Celebrating 275 years of Chemistry

The Joseph Black Building

Established in 1747, the school is the third oldest in the UK and is routinely ranked in the top 100 departments globally and in the top 10 in the UK for teaching and research. It has 100+ research and technical staff, 160+ research students and more than £7 million of annual investment to undertake world-changing teaching and research.

Five Nobel Prize winners are among its former students and staff, including most recently Professor Sir David MacMillan, who received the Nobel Prize in Chemistry in 2021, and it hosts the prestigious Regius Chair in Chemistry, founded in 1817.

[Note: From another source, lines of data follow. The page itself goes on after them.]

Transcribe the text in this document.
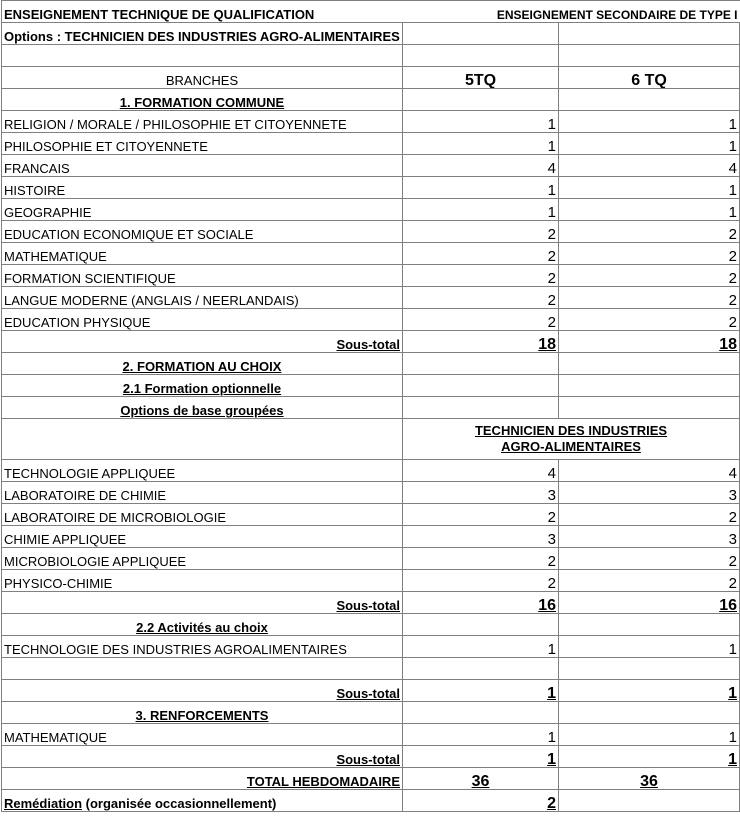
ENSEIGNEMENT TECHNIQUE DE QUALIFICATION	ENSEIGNEMENT SECONDAIRE DE TYPE I	
Options : TECHNICIEN DES INDUSTRIES AGRO-ALIMENTAIRES		

BRANCHES	5TQ	6 TQ
1. FORMATION COMMUNE		
RELIGION / MORALE / PHILOSOPHIE ET CITOYENNETE	1	1
PHILOSOPHIE ET CITOYENNETE	1	1
FRANCAIS	4	4
HISTOIRE	1	1
GEOGRAPHIE	1	1
EDUCATION ECONOMIQUE ET SOCIALE	2	2
MATHEMATIQUE	2	2
FORMATION SCIENTIFIQUE	2	2
LANGUE MODERNE (ANGLAIS / NEERLANDAIS)	2	2
EDUCATION PHYSIQUE	2	2
Sous-total	18	18
2. FORMATION AU CHOIX		
2.1 Formation optionnelle		
Options de base groupées		
	TECHNICIEN DES INDUSTRIES
AGRO-ALIMENTAIRES	
TECHNOLOGIE APPLIQUEE	4	4
LABORATOIRE DE CHIMIE	3	3
LABORATOIRE DE MICROBIOLOGIE	2	2
CHIMIE APPLIQUEE	3	3
MICROBIOLOGIE APPLIQUEE	2	2
PHYSICO-CHIMIE	2	2
Sous-total	16	16
2.2 Activités au choix		
TECHNOLOGIE DES INDUSTRIES AGROALIMENTAIRES	1	1

Sous-total	1	1
3. RENFORCEMENTS		
MATHEMATIQUE	1	1
Sous-total	1	1
TOTAL HEBDOMADAIRE	36	36
Remédiation (organisée occasionnellement)	2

The school has played host to numerous world-changing discoveries:

  • In 1762, James Black announced his theory of latent heat, paving the way for another Glasgow luminary, James Watt, to develop the steam engine, and the Industrial Revolution that followed.
  • In 1792, Glasgow chemist and medic Thomas Charles Hope confirmed the new element strontites, which later became strontium.
  • In 1913, Frederick Soddy introduced the world to isotopes. Soddy was a pioneer in the understanding of radioactivity and the first to describe different forms of the same elements as isotopes.
  • Chemistry at Glasgow has always been at the forefront of X-ray crystallography and in 1995 the structure of the Photosystem II light harvesting protein was determined in the school, revolutionising our understanding of photosynthesis in plants.

Students in a Chemistry laboratory in the Joseph Black Building

Over 300 undergraduates and 150 postgraduates take programmes in the school every year.

Research in the school encompasses:

  • work developing new probes for medical imaging and diagnostics
  • synthesising the next generation of antibiotics, chemotherapeutics and drug-delivery systems
  • building and studying high-performance light-harvesting and light-emitting materials, at the single molecule scale
  • creating greener industrial systems and products
  • digitising chemistry so that molecules and nanostructures that have never even been dreamed of before can be built in automated systems.

"As the school celebrates the past 275 years of a proud history and marks the magnificent achievement of our alumnus Professor Sir David MacMillan upon winning the 2021 Nobel Prize in Chemistry, so we look forward to our future, building upon the significant strengths and breadth of our current portfolio of research," said Head of School, Professor Justin Hargreaves.